I always wanted my mother to work rather than to stay home with me and my sisters.  This was most likely because I sensed that my mother, too, wanted to work (despite the fact that she loved being a mother).
Yet she was crammed into the small shoe of motherhood.


Tight, white on the outside and red on the inner label that no one can see, I always imagined that my mother was tired of her motherhood shoes. Not that she didn’t want to be a mother.  And not that motherhood is not a form of labor.  Indeed, motherhood is the ultimate form of labor: the original labor.


What I mean is that on the inside I always felt that my mother was a business woman, or maybe a politician.  That all she really needed was some avenue through which she could use her motherhood shoes to stomp on some shit.


She’d be one hell of a shit-stomper.


Today, I ask myself if we — women of the twenty-first century — continue to feel, like the Victorians, that work is a saving grace.  THE saving grace.   
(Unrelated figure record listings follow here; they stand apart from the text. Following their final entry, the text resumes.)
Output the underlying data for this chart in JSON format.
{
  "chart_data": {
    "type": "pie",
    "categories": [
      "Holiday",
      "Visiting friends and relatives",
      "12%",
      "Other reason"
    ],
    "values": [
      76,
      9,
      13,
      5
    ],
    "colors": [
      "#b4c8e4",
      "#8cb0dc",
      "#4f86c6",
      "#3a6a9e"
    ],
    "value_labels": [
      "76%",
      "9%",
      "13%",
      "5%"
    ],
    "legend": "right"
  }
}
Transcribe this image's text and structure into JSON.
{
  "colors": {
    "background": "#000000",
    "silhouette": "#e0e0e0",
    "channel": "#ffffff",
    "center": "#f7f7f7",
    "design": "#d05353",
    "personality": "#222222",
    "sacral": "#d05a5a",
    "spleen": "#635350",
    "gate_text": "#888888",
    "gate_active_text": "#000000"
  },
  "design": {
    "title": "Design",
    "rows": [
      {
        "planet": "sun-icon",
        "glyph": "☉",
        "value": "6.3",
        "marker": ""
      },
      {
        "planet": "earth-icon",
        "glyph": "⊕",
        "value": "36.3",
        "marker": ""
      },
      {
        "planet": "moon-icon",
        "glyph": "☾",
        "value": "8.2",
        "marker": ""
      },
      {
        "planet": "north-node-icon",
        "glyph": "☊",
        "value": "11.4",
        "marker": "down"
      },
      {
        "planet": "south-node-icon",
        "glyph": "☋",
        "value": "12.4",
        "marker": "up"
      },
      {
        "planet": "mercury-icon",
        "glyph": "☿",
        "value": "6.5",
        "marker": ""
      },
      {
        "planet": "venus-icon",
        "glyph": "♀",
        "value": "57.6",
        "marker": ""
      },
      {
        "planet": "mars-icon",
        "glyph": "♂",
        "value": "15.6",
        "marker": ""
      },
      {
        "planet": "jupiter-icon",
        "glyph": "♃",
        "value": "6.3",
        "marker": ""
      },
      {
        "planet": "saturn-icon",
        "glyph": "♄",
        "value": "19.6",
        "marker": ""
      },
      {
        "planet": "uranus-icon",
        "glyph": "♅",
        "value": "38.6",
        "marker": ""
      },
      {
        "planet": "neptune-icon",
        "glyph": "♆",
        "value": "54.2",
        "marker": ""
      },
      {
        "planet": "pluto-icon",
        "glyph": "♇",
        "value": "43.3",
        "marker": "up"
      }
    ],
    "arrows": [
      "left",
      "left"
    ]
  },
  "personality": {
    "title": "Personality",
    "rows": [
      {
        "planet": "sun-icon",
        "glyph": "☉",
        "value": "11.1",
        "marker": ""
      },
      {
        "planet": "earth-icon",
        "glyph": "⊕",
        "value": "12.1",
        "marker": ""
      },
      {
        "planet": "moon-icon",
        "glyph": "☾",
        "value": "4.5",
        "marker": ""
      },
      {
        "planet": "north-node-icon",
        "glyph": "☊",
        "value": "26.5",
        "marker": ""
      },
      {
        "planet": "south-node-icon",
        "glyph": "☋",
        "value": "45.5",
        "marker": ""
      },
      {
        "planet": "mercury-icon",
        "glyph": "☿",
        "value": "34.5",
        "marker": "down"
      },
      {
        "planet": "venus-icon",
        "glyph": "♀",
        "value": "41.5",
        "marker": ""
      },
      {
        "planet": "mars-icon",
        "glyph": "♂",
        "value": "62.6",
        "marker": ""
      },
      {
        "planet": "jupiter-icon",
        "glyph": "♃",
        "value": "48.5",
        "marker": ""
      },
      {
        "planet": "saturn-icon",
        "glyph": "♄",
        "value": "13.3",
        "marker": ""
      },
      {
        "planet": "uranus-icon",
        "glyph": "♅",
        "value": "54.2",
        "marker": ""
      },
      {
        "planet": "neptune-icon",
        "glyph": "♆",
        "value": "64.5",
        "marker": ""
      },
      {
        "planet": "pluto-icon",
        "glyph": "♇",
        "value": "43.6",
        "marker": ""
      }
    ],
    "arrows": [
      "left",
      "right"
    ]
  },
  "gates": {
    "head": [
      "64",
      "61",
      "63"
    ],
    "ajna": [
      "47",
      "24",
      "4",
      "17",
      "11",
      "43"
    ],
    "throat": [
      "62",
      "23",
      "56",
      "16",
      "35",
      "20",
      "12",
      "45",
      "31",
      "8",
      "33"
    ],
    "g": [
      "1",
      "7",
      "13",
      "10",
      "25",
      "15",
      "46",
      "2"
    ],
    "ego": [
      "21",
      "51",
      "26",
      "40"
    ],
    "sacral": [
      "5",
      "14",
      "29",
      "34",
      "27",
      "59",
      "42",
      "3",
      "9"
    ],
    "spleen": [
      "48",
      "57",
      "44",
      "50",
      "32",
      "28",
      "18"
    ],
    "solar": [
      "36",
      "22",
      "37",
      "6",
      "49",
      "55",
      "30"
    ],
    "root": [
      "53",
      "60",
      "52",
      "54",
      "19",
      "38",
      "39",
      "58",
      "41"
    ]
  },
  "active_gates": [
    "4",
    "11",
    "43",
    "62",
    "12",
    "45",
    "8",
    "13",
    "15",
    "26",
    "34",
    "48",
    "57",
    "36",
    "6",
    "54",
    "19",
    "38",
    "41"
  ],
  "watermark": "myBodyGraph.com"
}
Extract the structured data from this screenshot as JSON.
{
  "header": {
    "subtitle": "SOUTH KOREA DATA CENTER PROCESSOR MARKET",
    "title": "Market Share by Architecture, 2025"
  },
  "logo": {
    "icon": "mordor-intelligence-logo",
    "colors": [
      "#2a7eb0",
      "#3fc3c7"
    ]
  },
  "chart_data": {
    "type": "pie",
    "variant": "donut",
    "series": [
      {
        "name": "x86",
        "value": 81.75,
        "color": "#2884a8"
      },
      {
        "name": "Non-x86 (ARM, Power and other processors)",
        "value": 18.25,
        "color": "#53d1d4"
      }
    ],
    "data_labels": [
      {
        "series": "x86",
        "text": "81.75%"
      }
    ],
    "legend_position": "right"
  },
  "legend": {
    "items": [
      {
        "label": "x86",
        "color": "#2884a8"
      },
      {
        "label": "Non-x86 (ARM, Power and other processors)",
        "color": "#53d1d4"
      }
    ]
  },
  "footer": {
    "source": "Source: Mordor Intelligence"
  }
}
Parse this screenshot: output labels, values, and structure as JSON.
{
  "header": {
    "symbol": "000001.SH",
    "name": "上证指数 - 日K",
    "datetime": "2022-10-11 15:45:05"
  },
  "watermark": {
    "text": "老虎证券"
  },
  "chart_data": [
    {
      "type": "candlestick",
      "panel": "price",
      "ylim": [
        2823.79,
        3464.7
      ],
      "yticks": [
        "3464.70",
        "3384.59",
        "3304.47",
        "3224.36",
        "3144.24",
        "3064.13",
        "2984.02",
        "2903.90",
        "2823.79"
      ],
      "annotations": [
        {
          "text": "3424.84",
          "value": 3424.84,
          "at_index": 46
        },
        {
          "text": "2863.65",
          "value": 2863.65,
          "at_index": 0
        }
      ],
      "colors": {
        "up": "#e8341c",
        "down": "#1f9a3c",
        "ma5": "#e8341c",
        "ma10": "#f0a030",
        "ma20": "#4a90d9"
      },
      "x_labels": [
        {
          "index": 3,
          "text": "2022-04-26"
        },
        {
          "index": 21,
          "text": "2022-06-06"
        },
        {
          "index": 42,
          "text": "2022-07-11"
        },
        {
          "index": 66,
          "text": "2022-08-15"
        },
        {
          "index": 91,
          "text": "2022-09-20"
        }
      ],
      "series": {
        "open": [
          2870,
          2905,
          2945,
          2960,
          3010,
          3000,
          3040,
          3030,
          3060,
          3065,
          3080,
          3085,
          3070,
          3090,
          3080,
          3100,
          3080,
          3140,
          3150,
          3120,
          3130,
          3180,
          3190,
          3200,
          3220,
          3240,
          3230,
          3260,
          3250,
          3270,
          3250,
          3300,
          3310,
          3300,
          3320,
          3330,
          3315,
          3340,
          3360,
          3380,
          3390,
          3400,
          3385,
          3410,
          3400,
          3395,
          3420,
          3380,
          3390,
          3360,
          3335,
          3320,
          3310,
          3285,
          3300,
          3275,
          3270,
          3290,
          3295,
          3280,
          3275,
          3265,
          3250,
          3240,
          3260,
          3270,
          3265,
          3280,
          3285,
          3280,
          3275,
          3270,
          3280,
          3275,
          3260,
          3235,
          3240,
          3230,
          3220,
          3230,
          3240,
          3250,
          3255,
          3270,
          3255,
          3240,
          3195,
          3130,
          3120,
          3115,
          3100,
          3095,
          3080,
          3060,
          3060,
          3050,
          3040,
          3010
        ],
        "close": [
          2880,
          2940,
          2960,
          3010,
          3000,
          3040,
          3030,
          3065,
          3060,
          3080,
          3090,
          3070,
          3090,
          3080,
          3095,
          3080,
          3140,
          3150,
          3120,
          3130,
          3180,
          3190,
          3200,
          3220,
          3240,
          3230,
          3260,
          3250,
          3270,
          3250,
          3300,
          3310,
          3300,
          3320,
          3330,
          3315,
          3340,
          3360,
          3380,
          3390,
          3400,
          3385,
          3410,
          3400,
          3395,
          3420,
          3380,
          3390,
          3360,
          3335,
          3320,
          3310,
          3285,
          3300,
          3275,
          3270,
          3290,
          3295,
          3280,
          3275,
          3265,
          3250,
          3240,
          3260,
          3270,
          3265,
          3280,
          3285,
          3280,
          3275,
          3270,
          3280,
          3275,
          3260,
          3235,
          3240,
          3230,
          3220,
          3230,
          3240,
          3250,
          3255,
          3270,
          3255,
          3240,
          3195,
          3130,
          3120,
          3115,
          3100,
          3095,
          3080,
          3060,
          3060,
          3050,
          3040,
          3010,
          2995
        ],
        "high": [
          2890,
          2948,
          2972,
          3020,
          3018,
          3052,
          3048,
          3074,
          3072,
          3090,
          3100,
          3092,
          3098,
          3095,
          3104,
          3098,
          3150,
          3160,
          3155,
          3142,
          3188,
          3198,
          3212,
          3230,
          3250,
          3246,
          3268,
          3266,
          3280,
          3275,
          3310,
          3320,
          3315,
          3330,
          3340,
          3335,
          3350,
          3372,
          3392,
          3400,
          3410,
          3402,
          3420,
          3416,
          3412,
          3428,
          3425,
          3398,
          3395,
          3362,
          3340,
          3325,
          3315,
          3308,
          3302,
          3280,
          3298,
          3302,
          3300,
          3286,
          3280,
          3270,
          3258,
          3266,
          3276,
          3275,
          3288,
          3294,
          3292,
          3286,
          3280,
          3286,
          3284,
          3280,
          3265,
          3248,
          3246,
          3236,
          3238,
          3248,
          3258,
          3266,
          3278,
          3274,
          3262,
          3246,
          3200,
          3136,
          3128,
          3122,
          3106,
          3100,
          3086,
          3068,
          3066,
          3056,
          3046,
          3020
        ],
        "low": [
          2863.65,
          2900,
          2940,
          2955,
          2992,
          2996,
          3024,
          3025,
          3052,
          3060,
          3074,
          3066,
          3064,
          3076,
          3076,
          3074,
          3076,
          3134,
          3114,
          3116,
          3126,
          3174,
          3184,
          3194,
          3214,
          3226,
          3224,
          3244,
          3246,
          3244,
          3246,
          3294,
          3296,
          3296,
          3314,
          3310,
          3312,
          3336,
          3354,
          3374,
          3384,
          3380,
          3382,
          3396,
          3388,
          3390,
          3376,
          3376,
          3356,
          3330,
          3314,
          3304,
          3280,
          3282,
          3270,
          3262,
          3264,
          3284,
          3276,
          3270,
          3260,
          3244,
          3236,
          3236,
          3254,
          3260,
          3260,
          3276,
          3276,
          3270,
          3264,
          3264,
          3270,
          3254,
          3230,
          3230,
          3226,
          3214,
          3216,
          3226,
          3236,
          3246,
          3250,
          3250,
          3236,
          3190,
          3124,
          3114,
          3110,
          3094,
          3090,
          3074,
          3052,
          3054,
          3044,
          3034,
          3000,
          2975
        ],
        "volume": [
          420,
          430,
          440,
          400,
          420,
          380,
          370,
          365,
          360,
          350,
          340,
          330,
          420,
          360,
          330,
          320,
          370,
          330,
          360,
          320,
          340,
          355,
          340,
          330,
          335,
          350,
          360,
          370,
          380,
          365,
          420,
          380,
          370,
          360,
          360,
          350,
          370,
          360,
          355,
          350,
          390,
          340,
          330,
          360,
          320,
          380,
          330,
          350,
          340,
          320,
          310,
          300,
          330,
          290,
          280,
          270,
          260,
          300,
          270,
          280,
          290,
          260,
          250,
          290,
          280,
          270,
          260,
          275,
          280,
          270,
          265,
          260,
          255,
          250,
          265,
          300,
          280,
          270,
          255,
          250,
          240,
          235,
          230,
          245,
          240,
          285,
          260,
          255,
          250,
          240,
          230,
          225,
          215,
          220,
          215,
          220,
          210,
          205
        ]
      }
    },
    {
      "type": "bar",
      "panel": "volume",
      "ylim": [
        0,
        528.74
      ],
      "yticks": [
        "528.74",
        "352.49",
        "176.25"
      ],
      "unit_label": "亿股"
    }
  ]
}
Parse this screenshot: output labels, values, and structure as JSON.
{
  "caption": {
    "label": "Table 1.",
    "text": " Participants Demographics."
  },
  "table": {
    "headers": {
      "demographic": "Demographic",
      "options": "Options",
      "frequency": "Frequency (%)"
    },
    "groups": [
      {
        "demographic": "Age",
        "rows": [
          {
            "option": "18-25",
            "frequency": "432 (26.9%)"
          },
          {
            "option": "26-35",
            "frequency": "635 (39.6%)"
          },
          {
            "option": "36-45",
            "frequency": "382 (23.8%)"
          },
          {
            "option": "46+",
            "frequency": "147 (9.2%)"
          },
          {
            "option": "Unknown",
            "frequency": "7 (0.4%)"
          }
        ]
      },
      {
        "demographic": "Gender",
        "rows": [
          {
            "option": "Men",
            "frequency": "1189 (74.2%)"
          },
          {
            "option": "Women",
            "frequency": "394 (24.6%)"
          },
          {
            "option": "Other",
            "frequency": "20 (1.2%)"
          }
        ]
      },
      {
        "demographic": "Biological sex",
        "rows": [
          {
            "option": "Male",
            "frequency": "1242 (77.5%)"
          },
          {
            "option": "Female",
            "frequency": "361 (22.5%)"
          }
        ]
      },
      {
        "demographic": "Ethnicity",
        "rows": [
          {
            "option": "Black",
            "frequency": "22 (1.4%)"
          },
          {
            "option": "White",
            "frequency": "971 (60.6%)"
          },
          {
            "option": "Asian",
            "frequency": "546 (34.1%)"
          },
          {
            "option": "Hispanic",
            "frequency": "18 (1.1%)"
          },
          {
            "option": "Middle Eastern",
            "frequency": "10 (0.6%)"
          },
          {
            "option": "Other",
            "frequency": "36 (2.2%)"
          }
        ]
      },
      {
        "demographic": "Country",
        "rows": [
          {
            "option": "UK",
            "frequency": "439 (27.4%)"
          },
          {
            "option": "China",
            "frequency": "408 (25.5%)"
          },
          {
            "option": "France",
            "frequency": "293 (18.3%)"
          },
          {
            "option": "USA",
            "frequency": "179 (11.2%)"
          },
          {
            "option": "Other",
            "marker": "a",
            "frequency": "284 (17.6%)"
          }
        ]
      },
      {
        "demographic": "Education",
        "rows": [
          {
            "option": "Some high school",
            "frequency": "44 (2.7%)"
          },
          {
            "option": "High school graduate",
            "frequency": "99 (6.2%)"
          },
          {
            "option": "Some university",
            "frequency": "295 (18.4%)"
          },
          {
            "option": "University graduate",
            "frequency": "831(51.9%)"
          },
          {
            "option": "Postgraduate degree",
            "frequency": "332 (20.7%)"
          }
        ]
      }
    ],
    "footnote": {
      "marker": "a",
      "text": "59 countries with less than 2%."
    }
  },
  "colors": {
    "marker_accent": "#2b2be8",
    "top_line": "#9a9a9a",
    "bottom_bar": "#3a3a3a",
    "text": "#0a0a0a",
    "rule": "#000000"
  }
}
Florence Nightingale is my muse for this inquiry.  In her novella Cassandra she reads my mind.  From her place in mid-nineteenth-century England, this writer/nurse tapped into my twentieth-century politics.  Below, I have included some of my favorite quotes from Cassandra:

  • The position of a single woman of thirty in the middle classes is horrible.  Her cares are to be properly dressed, to drive or walk or pay calls with Mama; to work miracles or embroidery – but for what?  What we want is something to do, something to live for. 
  • In the conventional society, which men have made for women, and women have accepted, they must have none, they must act the face of hypocrisy, with the lie that they are without passion.
  •  Dreaming always – never accomplishing; thus women live – too much ashamed of their dreams. […] Women dream until they have no longer the strength to dream.
  •  Give us back our suffering, we cry to Heaven in our hearts – suffering rather than indifference; for out of nothing comes nothing.  But out of suffering may come the cure.  Better have pain than paralysis!
  • Women often long to enter some man’s profession where they would find direction, competition (or rather opportunity for measuring intellect with others, and, above all, time [for thought]. 
  • Women never have half an hour in their lives […] that they can call their own, without fear of offending or of hurting someone.
  • Men are afraid that their houses will not be comfortable, that their wives will make themselves ‘remarkable’ – women, that they will make themselves distasteful to men; they write books (and very wisely) to teach themselves to dramatize ‘little things’ to persuade themselves that ‘domestic life is their sphere’ and to idealize the ‘sacred hearth.’

 Phew.  Nightingale.  I mean, she’s on to something about the twenty first century, don’t you think?


On the other hand, many of my friends or colleagues — all who work well-paying and labor-intensive jobs — often tell me that they fantasize about staying home and raising their children.  Such a desire makes sense in many ways: if I were a parent (obviously I’m not a parent) then I would want to stay home for the sake of teaching and cuddling my children, and not missing out on any development.


At the same time, however, I relate women who do not work outside the home (farming, personal business, home-schooling and other obviously labor-centered activities don’t count) to my ultimate nightmare.  Women without jobs are often –sometimes mistakenly — attributed with a lack of passion and ambition.  Moreover, they are — sometimes unjustly — viewed as scared of the outside world.


Certain women — or men — who fit these categories have always seemed to me, trapped.  Indoors.  Inside themselves.  Lacking the drive for labor that has seemed — perhaps problematically so — the fulcrum of society.


I wonder if my friends and colleagues were to actually achieve their dream of not working outside the home, if they would be happy.  Women have worked SO hard to fight for women working beyond the confines of the home, that I doubt I could ever go back.